An application to Achilles Rodgers, clerk, of James and George Mickelwait, alien subjects of the British government, and declarations of intentions to become citizens of the United States by taking the oath prescribed.

The next entry is of a term as follows: "July 12, 1852, a regular term of the district court was begun. A.A. Bradford, Judge; A. Rodgers, Clerk; James Hardy, Sheriff; J.L. Sharp, prosecuting attorney."

Bradford holding under a commission from the Governor of Iowa - Stephen Hempstead, under date of May 4, 1852. George Hepner enrolled as attorney.

Among others the following causes are found:

James B. McCabe vs. H.P. Bennett; appeal.

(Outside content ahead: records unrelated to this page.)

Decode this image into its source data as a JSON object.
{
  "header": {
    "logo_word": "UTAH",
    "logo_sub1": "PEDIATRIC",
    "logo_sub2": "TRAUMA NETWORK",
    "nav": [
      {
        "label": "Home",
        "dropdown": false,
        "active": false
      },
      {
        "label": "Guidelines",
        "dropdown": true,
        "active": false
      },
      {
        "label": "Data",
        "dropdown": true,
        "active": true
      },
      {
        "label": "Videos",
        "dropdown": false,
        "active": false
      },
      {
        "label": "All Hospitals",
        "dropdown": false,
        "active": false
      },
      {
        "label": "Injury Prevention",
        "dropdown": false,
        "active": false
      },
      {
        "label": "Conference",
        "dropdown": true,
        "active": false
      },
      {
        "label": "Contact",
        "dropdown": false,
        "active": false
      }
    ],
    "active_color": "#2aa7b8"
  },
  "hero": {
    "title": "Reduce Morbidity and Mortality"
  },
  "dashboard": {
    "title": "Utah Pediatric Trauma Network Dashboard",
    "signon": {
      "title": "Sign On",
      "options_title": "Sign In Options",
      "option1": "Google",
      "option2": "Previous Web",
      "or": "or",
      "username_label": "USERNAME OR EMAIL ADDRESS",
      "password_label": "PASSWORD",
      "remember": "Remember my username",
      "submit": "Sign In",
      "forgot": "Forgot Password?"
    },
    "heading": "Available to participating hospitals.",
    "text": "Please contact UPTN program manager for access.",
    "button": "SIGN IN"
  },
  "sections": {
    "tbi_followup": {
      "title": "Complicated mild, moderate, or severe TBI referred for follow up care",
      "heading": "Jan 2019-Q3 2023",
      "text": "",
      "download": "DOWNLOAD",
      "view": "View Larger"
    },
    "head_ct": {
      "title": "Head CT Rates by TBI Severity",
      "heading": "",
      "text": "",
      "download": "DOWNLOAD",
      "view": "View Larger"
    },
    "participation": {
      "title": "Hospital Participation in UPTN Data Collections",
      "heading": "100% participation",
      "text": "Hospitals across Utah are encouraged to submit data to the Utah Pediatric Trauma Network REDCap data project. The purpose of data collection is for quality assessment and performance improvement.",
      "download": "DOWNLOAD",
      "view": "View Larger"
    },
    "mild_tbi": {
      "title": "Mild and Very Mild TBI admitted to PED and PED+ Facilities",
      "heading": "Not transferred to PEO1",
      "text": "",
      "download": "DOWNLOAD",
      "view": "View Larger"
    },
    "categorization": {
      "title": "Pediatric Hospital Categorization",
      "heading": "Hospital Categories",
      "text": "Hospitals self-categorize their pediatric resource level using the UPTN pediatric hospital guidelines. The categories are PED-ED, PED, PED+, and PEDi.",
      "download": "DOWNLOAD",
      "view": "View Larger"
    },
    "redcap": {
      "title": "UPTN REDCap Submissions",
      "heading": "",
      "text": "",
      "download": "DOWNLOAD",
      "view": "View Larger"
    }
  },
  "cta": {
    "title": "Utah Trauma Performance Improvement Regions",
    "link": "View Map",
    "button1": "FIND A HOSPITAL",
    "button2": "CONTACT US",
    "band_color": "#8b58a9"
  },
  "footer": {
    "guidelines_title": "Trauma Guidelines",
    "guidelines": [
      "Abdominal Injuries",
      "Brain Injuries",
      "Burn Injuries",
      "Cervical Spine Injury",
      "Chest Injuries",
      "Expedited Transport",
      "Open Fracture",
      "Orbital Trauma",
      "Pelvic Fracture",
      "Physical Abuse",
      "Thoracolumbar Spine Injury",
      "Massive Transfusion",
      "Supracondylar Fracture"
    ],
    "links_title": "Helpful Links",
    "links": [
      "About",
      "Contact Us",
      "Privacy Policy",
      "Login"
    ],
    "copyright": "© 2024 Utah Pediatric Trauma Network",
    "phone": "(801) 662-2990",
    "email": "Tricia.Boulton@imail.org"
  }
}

McCabe & Painter vs. H.P. Bennett; appeal.

H.P. Bennett vs. Jas. B. McCabe; attachment.

H.P. Bennett was enrolled as an attorney. Bennett had married McCabe's daughter, and hence this litigation.

In March, 1853 - the next term:

The judge was A.A. Bradford; sheriff, William Davis; clerk, Wm. A. Scott.

The first marriage of which there is any official record entry to be found, is as follows: "Jason Haws and Sariel Hillman. Was married by Joseph W. Coolidge, minister of the Gospel on the 7th day of September, A.D. 1851. Found on file Nov. 17, 1852. -- Wm. A. Scott, C.C. Ct., Mills Co. -- By J.S. Scott, deputy."

The first entry in the probate record is: "County court, July term, A.D. 1852, J.L. Sharp, prosecuting attorney and acting judge. Application of Sarah Francis Kimberling, an orphan, under the age of 14 years, for the appointment of guardian." Azor Richardson appointed. Bond $3,000; Wm. Snuffin and J.A. Painter, bondsmen.

Next county judge, H.P. Bennett, August term, 1852.